Friday, 16 April 2010

Comminution '10- the final day

Fine grinding dominated the final day of the conference. Stirred mills were originally developed for ultrafine grinding, but their use is now extending into coarser grinding applications, as discussed yesterday by Graham Davey of Metso, and further today by Hans de Waal of Xstrata Technology, South Africa. He showed how the IsaMill has shifted from its birthplace in the realm of complex, fine-grained ore bodies into mainstream coarse applications.

As Malcolm Powell, of Australia's JKMRC, discussed in the final paper of the day, enlightened circuit design is essential to the take-up of such new equipment, otherwise we will not capture the full potential benefit, or even lose the benefit altogether.

This has been an excellent conference, very intensive, with 71 presentations, and has shown that comminution continues to evolve and develop at an increasingly rapid pace. I found it difficult to sum up the conference at the end, as there has been so many cutting-edge papers, with the introduction of new techniques, such as positron emission particle tracking, and the continuing development of DEM modelling and other advanced technology.

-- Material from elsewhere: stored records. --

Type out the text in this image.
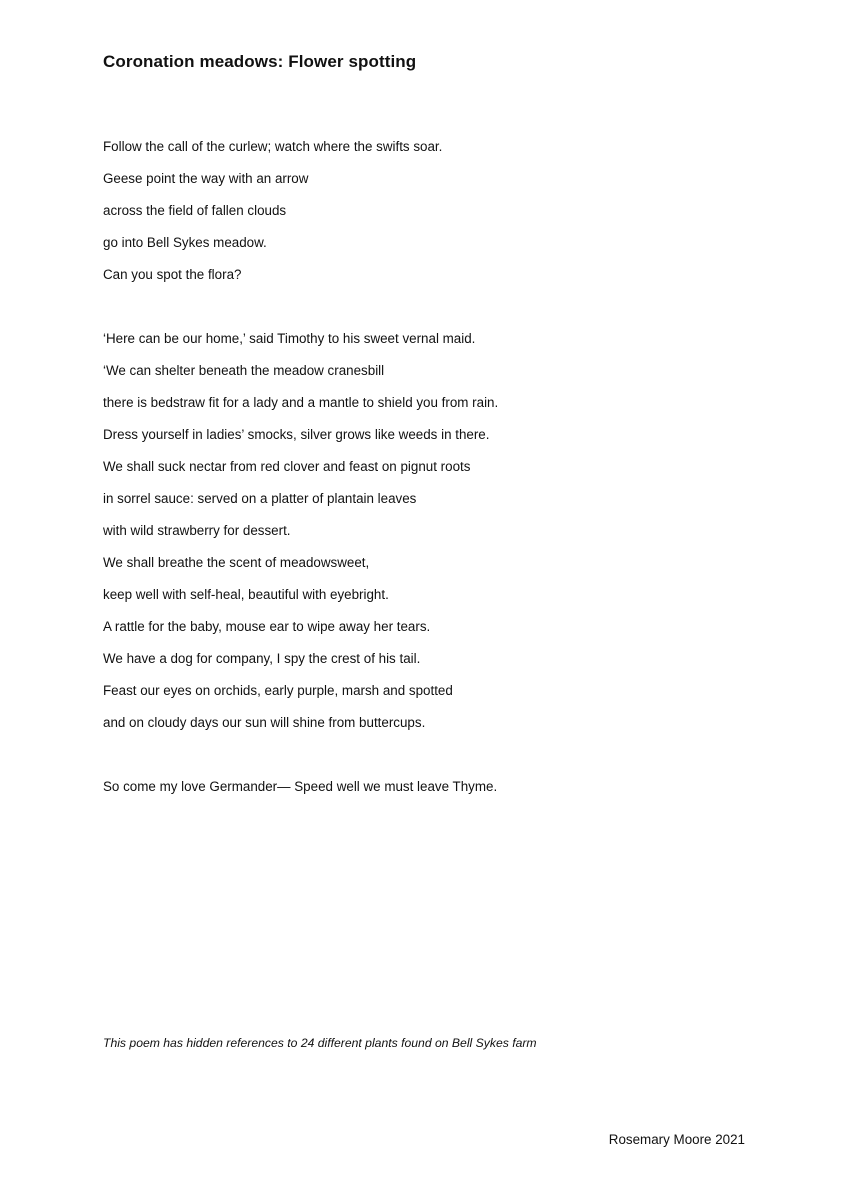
Coronation meadows: Flower spotting

Follow the call of the curlew; watch where the swifts soar.

Geese point the way with an arrow

across the field of fallen clouds

go into Bell Sykes meadow.

Can you spot the flora?

‘Here can be our home,’ said Timothy to his sweet vernal maid.

‘We can shelter beneath the meadow cranesbill

there is bedstraw fit for a lady and a mantle to shield you from rain.

Dress yourself in ladies’ smocks, silver grows like weeds in there.

We shall suck nectar from red clover and feast on pignut roots

in sorrel sauce: served on a platter of plantain leaves

with wild strawberry for dessert.

We shall breathe the scent of meadowsweet,

keep well with self-heal, beautiful with eyebright.

A rattle for the baby, mouse ear to wipe away her tears.

We have a dog for company, I spy the crest of his tail.

Feast our eyes on orchids, early purple, marsh and spotted

and on cloudy days our sun will shine from buttercups.

So come my love Germander— Speed well we must leave Thyme.

This poem has hidden references to 24 different plants found on Bell Sykes farm

Rosemary Moore 2021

At the turn of the 20th century stamp mills were superceded by rod and ball mills and I wonder if, 100 years later, ball mills are now set to become replaced by circuits such as HPGR-stirred mills. Maybe we will find out at Comminution '12, which will be held at the Vineyard Hotel, Cape Town from April 17-20, 2012.

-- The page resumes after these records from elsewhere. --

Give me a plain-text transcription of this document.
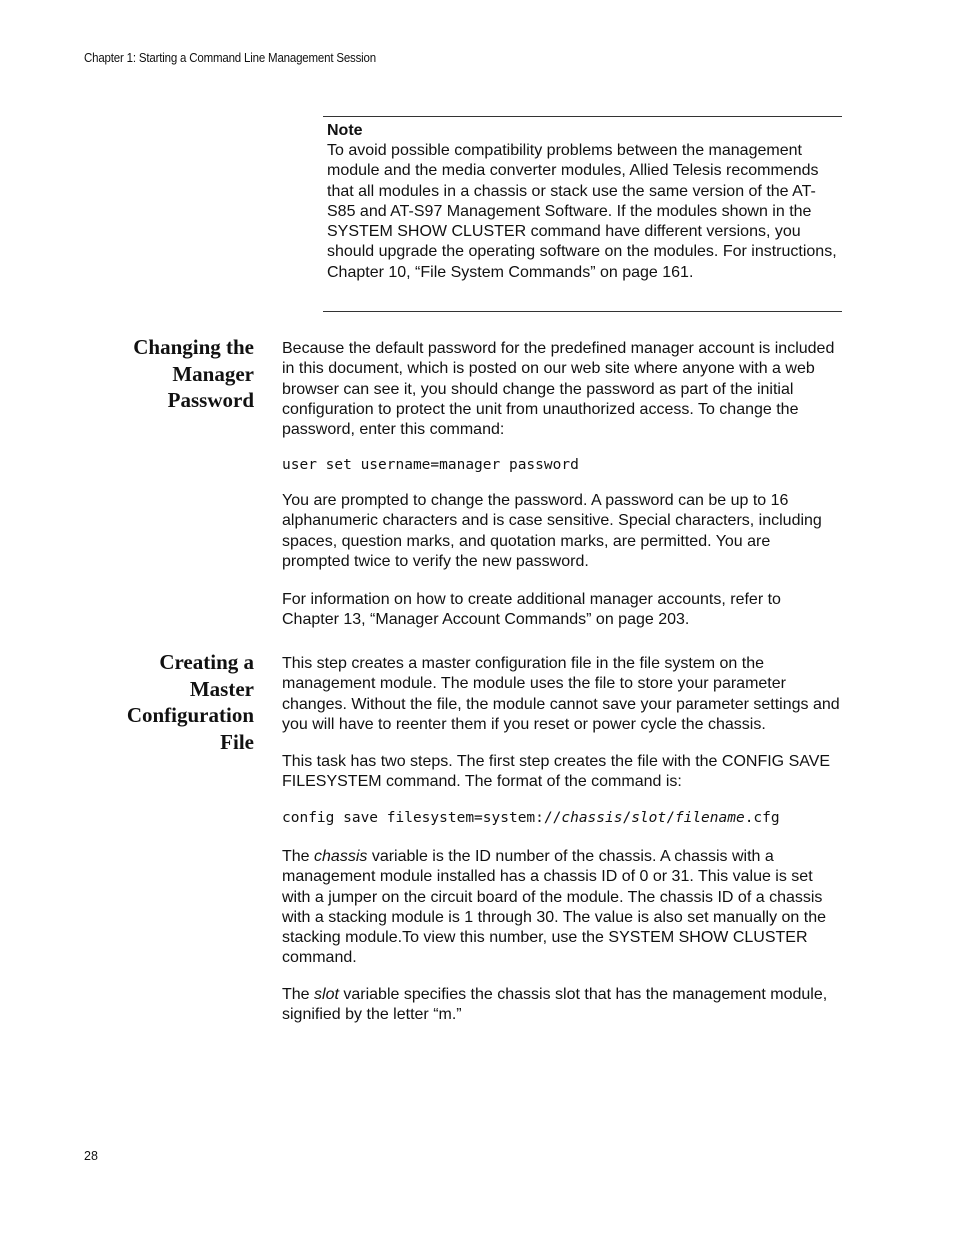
Chapter 1: Starting a Command Line Management Session
Note
To avoid possible compatibility problems between the management module and the media converter modules, Allied Telesis recommends that all modules in a chassis or stack use the same version of the AT-S85 and AT-S97 Management Software. If the modules shown in the SYSTEM SHOW CLUSTER command have different versions, you should upgrade the operating software on the modules. For instructions, Chapter 10, “File System Commands” on page 161.
Changing the
Manager
Password
Because the default password for the predefined manager account is included in this document, which is posted on our web site where anyone with a web browser can see it, you should change the password as part of the initial configuration to protect the unit from unauthorized access. To change the password, enter this command:
user set username=manager password
You are prompted to change the password. A password can be up to 16 alphanumeric characters and is case sensitive. Special characters, including spaces, question marks, and quotation marks, are permitted. You are prompted twice to verify the new password.
For information on how to create additional manager accounts, refer to Chapter 13, “Manager Account Commands” on page 203.
Creating a
Master
Configuration
File
This step creates a master configuration file in the file system on the management module. The module uses the file to store your parameter changes. Without the file, the module cannot save your parameter settings and you will have to reenter them if you reset or power cycle the chassis.
This task has two steps. The first step creates the file with the CONFIG SAVE FILESYSTEM command. The format of the command is:
config save filesystem=system://chassis/slot/filename.cfg
The chassis variable is the ID number of the chassis. A chassis with a management module installed has a chassis ID of 0 or 31. This value is set with a jumper on the circuit board of the module. The chassis ID of a chassis with a stacking module is 1 through 30. The value is also set manually on the stacking module.To view this number, use the SYSTEM SHOW CLUSTER command.
The slot variable specifies the chassis slot that has the management module, signified by the letter “m.”
28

I would  like to thank our sponsors for their support and also to the presenters and chairmen.  This is perhaps the first conference that I have attended where everything has run on time, leaving plenty of scope for discussions in coffee and lunch breaks.

My only hope now is that our European delegates (and the MEI team!) are not seriously delayed on their return journeys, as many international airports, including those in the UK, remain closed, due to the Icelandic volcano eruption.  However, there are worse places in the world to be stranded than Cape Town! 

It would be interesting to hear of your adventures getting back home.